Por azar, Thomas vislumbró la cúpula del Capitolio sobre el paisaje urbano. Parecía imposible que el culebrón de las noticias de la noche se estuviera interpretando en ese momento, allí, con gente de verdad que tenía pellejos junto a las uñas y a la que le picaba el culo como a los demás.
Era como había dicho Neil. Fuera Washington, Pekín o el cerebro humano, los espías se sentían atraídos por el olor de las decisiones.
—Los hombres como él siempre saben más de lo que dicen —dijo Thomas.

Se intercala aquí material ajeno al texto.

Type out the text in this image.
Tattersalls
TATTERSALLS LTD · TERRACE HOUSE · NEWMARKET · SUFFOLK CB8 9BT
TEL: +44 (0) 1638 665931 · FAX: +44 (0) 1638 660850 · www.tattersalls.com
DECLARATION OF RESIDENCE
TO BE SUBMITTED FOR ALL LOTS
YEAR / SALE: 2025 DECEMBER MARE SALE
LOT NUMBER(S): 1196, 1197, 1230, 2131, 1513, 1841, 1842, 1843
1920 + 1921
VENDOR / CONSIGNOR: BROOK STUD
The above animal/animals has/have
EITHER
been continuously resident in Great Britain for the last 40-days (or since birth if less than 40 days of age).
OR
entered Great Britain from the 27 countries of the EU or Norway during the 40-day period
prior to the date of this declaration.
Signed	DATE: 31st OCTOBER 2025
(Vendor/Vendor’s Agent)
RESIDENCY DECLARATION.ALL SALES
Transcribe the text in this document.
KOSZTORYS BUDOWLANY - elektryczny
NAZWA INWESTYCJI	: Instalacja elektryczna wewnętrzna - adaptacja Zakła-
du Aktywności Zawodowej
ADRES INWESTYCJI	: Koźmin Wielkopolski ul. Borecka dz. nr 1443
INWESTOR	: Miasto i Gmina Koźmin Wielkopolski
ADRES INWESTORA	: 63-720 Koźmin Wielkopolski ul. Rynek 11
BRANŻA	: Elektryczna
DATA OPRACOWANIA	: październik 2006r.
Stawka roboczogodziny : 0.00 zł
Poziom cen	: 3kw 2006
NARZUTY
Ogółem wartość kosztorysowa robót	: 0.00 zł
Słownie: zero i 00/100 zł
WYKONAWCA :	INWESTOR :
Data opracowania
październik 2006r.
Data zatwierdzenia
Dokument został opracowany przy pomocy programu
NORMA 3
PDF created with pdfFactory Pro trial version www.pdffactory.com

El viaje de vuelta pareció mucho más largo. Avanzaron lentamente por la autopista entre una cohorte de vehículos. Durante los silencios en la conversación, Thomas miraba por la ventanilla y se preguntaba si realmente había metido la pata, y pensaba en Nora… en el anestesiante impacto que había tenido su confusión, en la mecánica insinceridad de su rabia. Las revelaciones eran cosas raras. Reescribían las consecuencias, por supuesto, pero lo que las distinguía de la simple comprensión era que revisaban el pasado. Las verdaderas revelaciones nunca llegaban de golpe. No, carcomían y carcomían, y se abrían paso por los tejidos blandos de la memoria, volviendo a digerir todo lo relevante. No pasaba ni una hora, parecía, sin que se le apareciera un recuerdo de Nora, como una vieja pieza de maquinaria que requiriera una nueva revisión a la luz de los últimos avances técnicos.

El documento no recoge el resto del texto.